En los primeros días de noviembre de
1492, Cristóbal Colón envió a dos de sus hombres, Rodrigo de Jerez y Luis de
Torres, a explorar el interior de la isla de Cuba. A su vuelta contaron que
habían visto a los indígenas «mujeres y hombres, con un tizón en la mano e
hierbas para tomar sus sahumerios», es decir, que llevaban en sus manos un
tizón encendido por un extremo mientras lo chupaban por el otro, aspirando y
exhalando el humo. Al tizón llamaban tabaco, formado por hojas secas,
enrolladas, del cojibá ó cohivá, nombre indio de la planta del
tabaco.
Hoy se tiene por el primer fumador de
tabaco de nuestro mundo occidental a Rodrigo de Jerez, natural de Ayamonte
(Huelva), marino en la expedición de Colón. Y a América por la cuna del tabaco.

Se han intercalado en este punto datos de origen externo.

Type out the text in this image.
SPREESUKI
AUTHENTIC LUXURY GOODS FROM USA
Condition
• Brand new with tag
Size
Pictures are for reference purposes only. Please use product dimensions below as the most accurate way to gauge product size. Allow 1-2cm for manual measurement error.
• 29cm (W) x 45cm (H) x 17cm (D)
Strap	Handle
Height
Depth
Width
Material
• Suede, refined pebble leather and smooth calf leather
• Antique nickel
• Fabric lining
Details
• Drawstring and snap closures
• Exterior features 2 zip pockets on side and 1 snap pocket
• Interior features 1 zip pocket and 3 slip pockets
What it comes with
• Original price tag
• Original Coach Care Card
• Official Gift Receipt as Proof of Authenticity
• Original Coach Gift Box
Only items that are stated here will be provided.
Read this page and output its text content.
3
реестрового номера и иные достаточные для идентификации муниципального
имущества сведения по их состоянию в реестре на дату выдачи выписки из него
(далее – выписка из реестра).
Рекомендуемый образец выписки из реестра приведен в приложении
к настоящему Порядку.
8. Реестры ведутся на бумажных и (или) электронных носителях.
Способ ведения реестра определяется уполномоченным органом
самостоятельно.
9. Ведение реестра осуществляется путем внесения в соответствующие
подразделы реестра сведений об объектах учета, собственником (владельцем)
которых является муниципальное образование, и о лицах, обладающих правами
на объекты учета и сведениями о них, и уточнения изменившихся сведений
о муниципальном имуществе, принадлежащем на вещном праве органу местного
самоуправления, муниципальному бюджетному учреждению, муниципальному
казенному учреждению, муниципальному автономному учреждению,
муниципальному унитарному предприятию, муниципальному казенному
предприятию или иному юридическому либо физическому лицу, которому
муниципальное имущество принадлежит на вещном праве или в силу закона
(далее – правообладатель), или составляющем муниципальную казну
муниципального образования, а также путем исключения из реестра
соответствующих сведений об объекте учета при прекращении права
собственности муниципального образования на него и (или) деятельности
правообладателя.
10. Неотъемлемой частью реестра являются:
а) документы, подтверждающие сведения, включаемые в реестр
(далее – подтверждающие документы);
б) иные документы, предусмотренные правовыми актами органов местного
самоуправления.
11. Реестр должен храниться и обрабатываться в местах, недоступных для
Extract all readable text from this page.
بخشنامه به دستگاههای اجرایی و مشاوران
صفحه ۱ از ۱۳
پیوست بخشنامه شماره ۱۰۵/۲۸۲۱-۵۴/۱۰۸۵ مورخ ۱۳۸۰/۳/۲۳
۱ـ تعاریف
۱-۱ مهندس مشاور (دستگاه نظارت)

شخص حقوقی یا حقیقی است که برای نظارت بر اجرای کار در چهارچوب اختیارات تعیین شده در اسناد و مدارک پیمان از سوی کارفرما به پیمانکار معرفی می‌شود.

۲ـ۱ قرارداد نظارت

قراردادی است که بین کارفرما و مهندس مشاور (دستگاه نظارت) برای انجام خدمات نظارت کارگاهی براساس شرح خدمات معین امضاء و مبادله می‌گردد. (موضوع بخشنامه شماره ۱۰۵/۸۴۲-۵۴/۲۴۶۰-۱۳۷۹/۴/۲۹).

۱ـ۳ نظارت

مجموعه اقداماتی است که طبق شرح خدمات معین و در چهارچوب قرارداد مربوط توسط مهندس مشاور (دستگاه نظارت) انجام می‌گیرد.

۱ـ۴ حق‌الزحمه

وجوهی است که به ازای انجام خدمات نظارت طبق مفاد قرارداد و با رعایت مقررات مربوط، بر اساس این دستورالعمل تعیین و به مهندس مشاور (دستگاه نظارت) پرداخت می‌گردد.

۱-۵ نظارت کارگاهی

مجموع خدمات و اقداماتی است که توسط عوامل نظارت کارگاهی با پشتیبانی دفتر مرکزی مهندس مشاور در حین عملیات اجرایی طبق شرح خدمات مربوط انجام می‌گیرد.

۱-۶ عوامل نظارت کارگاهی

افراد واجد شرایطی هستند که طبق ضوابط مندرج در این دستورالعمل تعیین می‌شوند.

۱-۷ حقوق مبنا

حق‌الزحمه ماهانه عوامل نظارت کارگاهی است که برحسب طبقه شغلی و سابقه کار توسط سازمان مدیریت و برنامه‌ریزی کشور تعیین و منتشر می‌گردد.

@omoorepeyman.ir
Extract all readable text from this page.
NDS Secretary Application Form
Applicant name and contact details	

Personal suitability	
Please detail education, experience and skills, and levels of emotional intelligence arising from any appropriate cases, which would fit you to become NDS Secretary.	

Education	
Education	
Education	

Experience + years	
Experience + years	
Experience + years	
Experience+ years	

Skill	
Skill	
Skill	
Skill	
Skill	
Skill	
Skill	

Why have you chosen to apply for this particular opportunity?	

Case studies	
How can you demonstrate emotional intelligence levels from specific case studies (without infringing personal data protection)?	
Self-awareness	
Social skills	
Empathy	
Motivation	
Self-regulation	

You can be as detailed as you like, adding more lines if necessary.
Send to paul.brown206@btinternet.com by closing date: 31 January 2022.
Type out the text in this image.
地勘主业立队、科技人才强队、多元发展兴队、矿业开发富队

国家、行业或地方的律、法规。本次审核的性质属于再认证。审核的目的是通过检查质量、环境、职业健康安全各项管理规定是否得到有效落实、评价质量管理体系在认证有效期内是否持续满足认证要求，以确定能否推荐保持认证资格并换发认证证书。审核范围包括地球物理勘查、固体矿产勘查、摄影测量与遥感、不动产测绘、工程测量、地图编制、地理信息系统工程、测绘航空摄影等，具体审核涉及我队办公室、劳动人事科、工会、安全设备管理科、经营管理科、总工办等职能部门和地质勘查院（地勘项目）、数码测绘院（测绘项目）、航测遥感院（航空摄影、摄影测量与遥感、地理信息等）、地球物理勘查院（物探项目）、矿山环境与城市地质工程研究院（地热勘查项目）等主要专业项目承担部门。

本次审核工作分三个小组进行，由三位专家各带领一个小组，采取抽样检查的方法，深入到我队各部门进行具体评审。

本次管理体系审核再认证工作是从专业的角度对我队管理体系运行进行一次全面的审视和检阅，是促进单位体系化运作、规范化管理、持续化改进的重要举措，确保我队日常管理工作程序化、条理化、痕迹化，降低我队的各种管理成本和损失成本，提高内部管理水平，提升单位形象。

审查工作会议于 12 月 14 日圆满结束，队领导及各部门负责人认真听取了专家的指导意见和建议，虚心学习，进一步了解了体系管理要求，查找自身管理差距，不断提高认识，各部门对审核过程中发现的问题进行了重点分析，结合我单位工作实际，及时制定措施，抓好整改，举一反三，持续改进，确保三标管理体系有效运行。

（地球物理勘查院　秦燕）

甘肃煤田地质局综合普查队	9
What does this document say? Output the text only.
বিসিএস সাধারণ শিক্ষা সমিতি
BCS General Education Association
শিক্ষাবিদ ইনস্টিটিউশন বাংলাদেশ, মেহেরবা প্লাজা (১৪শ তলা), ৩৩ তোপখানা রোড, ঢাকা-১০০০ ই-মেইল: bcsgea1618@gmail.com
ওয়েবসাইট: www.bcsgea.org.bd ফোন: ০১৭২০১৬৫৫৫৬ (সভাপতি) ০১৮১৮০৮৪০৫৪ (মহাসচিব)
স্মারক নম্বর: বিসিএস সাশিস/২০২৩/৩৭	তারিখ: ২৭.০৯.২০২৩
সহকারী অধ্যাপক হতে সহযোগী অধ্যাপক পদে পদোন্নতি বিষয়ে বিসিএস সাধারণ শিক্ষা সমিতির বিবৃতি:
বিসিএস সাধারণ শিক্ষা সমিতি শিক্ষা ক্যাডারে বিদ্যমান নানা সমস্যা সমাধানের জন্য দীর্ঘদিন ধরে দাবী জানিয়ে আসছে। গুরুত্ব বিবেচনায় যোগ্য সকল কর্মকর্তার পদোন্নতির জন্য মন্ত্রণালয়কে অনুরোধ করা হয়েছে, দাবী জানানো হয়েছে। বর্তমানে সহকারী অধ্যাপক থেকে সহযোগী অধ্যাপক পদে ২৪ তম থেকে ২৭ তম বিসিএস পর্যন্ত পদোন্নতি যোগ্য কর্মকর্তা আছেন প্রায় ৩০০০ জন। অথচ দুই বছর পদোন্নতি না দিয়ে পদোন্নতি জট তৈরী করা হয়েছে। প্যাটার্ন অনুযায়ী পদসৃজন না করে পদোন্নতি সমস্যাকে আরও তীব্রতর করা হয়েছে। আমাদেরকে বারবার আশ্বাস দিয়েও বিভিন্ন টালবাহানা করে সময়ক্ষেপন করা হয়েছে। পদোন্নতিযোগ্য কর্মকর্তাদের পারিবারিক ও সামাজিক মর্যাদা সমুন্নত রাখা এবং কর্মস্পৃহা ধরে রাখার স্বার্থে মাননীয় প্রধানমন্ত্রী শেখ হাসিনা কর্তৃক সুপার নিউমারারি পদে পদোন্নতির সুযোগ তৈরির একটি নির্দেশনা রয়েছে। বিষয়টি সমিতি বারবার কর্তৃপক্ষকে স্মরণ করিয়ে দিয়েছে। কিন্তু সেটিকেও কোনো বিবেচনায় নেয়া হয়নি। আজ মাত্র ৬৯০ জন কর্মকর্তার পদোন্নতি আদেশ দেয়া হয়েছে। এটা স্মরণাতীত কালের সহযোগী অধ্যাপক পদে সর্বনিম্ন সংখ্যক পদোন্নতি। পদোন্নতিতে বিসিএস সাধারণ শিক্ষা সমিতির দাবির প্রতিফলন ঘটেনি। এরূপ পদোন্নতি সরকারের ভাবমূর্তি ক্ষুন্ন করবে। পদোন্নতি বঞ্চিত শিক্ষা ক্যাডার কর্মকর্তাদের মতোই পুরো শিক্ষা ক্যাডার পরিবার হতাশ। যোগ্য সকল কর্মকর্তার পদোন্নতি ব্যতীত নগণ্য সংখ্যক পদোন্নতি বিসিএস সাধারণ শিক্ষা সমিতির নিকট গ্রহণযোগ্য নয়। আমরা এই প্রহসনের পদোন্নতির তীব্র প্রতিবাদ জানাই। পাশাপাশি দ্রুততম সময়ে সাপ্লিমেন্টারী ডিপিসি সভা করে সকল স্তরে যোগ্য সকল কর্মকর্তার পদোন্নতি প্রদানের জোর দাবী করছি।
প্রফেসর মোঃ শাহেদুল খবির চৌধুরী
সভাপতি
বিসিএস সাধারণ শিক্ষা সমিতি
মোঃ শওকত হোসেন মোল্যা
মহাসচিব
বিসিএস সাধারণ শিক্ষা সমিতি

Cuando vieron por acá cómo Rodrigo de Jerez echaba humo por la boca y las
narices le acusaron de mantener relaciones con el diablo y tuvo que habérselas
con la Inquisición.
Las Cigarreras, de Gonzalo
Bilbao.
Museo de Bellas Artes de
Sevilla.
Pero el tabaco se hará pronto popular en
Europa. Se dice que fray Romano Pane, en 1518, remitió a Carlos V semilla del
tabaco que el emperador ordenó cultivar. Es posible que este cultivo sea el
inicio del tabaco en nuestra tierra. En Francia fue conocido en 1560 por Juan
Nicot, embajador francés en Lisboa, que lo obtuvo de un flamenco venido de la
Florida. Nicot, que ha dado nombre a la nicotina, presentó la planta y el
producto en polvo a Francisco II, rey de Francia. Su madre, Catalina de
Médicis, que padecía de fuertes jaquecas, lo usó en polvo y resultó remedio
milagroso que recomendó y divulgó por su reino.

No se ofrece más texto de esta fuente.